Purpose
Recent educational and social reforms have brought about major changes to the way education is managed and implemented in New Zealand, just as they have globally. These reforms have placed an emphasis on market ideologies, promoting 'consumer choice' while measuring and monitoring quality and effectiveness. The result has seen the normalization of a managerial focus on accountability in state schools. At the same time, in response to growing concerns about the unequal educational outcomes of particular groups of students, the State imposed requirements for improving outcomes for all sectors of society. Consequently, in New Zealand schools there is a contradiction between accountability measures on the one hand, and equity expectations on the other.
Method
This study set out to investigate teacher's understandings, experiences and practices as they related to the tensions between education policies and issues of social justice.
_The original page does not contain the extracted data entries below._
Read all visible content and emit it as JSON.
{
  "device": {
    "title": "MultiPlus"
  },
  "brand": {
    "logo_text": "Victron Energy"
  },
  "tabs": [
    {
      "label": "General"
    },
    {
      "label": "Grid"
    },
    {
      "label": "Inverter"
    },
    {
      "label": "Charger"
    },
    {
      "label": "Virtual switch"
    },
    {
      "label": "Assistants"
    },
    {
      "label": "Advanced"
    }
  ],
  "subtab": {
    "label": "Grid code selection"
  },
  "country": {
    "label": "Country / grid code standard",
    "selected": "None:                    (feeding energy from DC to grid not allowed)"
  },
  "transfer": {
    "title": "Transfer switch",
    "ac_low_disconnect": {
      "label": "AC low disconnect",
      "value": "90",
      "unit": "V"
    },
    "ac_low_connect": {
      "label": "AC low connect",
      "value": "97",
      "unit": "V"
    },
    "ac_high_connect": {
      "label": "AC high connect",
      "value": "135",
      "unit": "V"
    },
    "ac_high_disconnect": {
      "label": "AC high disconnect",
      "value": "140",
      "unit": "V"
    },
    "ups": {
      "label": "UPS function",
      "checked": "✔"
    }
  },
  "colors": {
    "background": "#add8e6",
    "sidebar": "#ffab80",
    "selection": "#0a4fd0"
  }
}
I used critical ethnography to attend to the production of educative spaces and possibilities; spaces where teachers' agency was situated and responded to the discourses of schooling. To do so, I spent one year gathering locally contextualised data in one Auckland school.
Results
The teachers in this study simultaneously embodied two conflicting approaches in their work: an approach concerned with issues of equity, diversity and advocacy, and an approach that responded to the neoliberal priorities of accountability, best-practice, and individualism. In the face of authority, the participants 'complied' with institutional demands, yet in more private spaces they retained their personal notions of social justice. For instance, classrooms and common rooms served as spaces that the participants filled with localized and personal meanings, practices and hope. In their creation of 'hidden practices', the participants honoured their desire to teach for social justice while acknowledging the culture of neoliberalism.
Conclusion
The participants' hidden practices represent a certain agency that enabled them to interrogate and expose issues of power in their school, to make independent choices, to engage in autonomous actions and to exercise judgement in the interests of others. In simultaneously embodying conflicting approaches, the participants can be seen alternatively as socialized beings as well as agents of change whose choices and actions variably reflect the implementation, interpretation, adaptation, alteration, substitution, subversion and creation of the curriculum contexts in which they work.